Patent Literature 1 discloses a fuel gas passage and an oxidant gas passage (hereinafter, collectively referred to as gas passage) that are connected via a manifold and a gas outlet/inlet portion formed outside a separator. The gas outlet/inlet portion has a circular shape, which can be formed through embossing finish. The embossing finish is intended to straighten the fuel gas and the oxidant gas (hereinafter, collectively referred to as “reactant gas”) and can adequately maintain the distributivity for the manifold and the gas passage.

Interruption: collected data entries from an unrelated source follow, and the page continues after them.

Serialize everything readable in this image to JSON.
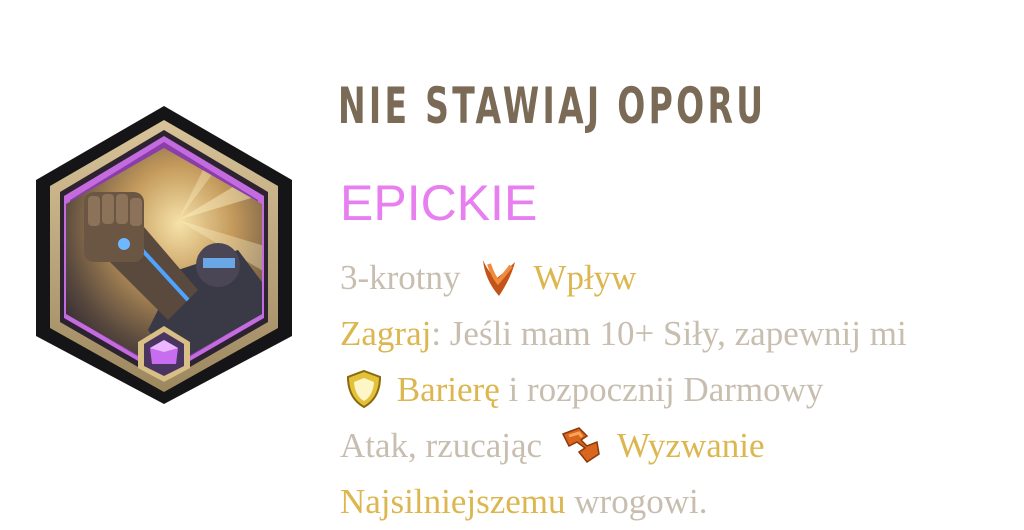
{
  "card": {
    "title": "NIE STAWIAJ OPORU",
    "rarity": "EPICKIE",
    "rarity_color": "#e77ff0",
    "title_color": "#7a6a56",
    "keyword_color": "#dcb64e",
    "text_color": "#c8beb0"
  },
  "description": {
    "line1": {
      "count_text": "3-krotny",
      "keyword": "Wpływ",
      "keyword_icon": "impact-icon"
    },
    "line2": {
      "keyword": "Zagraj",
      "rest": ": Jeśli mam 10+ Siły, zapewnij mi"
    },
    "line3": {
      "keyword": "Barierę",
      "keyword_icon": "barrier-shield-icon",
      "rest": " i rozpocznij Darmowy"
    },
    "line4": {
      "text": "Atak, rzucając",
      "keyword": "Wyzwanie",
      "keyword_icon": "challenger-icon"
    },
    "line5": {
      "keyword": "Najsilniejszemu",
      "rest": " wrogowi."
    }
  },
  "badge": {
    "gem_icon": "epic-gem-icon",
    "art_icon": "card-art-golem-fist"
  }
}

The performance of the fuel cell is greatly dependent on the resistance value and the reactant gas fluidity in the separator. Therefore, reducing the contact resistance between the separator and the gas diffusion layer as well as reducing the reactant gas pressure loss in the separator are required. If the embossed finish separator discussed in Patent Literature 1 is laminated with a gas diffusion layer and a membrane electrode assembly, the separator is brought into contact with a neighboring gas diffusion layer at the embossed portion and the reactant gas flows in the area other than the embossed portion of the separator. Accordingly, to adequately maintain the contact resistance between the gas diffusion layer and the separator, it is desired to enlarge the contact area between the embossed portion and the gas diffusion layer. On the other hand, to adequately maintain the gas fluidity and suppress the gas pressure loss, it is desired to decrease the area of the embossed portion so that the gas passage can be secured sufficiently. More specifically, the contact resistance and the gas pressure in the gas outlet/inlet portion are in a trade-off relationship. Thus, the design of the gas outlet/inlet portion and the embossed portion is required to satisfy both of the above-described requirements.